22 September 2010

Melissa Lauren

If you have seen the Arcimboldo exhibit at the National Gallery of Art, you will like Melissa Lauren's latest work. I visited her in her North Potomac studio, where large finished and in-progress oil paintings lean against walls and furniture. Her latest commission is a large bluish-green crab against a sandy background painted meticulously with daubs of white and burnt sienna. After discussing a career as a muralist and illustrator, educated at Parsons, Melissa placed three of her signature pieces next to one another. These unlikely portrait-landscapes are difficult to pin down. They are part of a series called Fantasy Faces and combine elements of landscape, portraiture, animals, fruit and objects framed against an easily identifiable and familiar background. The paintings are suitable for a plethora of contexts, and Face of the Bible is located in the Ratner Museum in Bethesda, Maryland. In this series, Melissa explores the boundary between traditional figurative painting and Surrealist techniques of distortion and uncanny superimposition. The artist describes these works as timeless and eternal - without a need for historical specificity. She is interested in their symbolic value and their potential as narrative devices.

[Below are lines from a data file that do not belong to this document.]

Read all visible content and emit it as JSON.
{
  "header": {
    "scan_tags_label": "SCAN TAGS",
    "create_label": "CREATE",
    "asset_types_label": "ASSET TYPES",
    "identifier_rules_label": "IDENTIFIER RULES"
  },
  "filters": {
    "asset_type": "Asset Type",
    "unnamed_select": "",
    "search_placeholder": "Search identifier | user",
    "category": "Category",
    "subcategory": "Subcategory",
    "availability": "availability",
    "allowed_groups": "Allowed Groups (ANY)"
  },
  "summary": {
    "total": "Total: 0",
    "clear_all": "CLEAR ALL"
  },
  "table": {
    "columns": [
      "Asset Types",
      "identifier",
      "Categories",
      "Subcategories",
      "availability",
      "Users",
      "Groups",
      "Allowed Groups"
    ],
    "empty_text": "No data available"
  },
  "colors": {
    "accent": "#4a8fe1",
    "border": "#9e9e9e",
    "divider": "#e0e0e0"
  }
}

The uncanny narrative in her work is not lost in some of her more traditional realist paintings. Whether she is painting crabs, canoers, children playing golf, window shutters or children watching television, Melissa composes her works with the viewer in mind. She wants her audience to be entertained and also to ask questions. Why is the crab off-center? What are elephants doing on a TV screen? Why do you paint evergreens in the fall? In Sunday Afternoon Football, two children are laying on their stomachs, and their bodies are foreshortened toward a TV screen. Their iridescent skin tones are reminiscent of Norman Rockwell's lanky figures. The painter's scrutinizing eye, with an almost unwholesome predilection for details, is evident in the treatment of the striped rug, the hardwood floor underneath, the neo-classical mantle and the children's feet.



Fall Pines is another of Melissa Lauren's paintings that arrest the gaze and tickle the intellect. Instead of painting golden fall leaves, she sets two rusting ornate garden chairs against a delicately-handled moire of evergreens. As usual, the composition does not center a subject but weaves an unsettling context. Three orange pumpkins figure prominently in the painting, but it is hard not to look beyond them at the pines and the low horizon line. The passage of time or a gust of wind could easily alter this precariously designed moment that is filmic in its off-center deadpan crop. Who designed this stage? Well, I can tell you the artist photographed it herself and then worked from the photograph to complete the painting.



Whether new or old, there is always a story behind Melissa's paintings. Her skill as a former muralist and illustrator, her sense of humor and her quick imagination are all there for our enjoyment. We just have to open our eyes and look and question. Voila!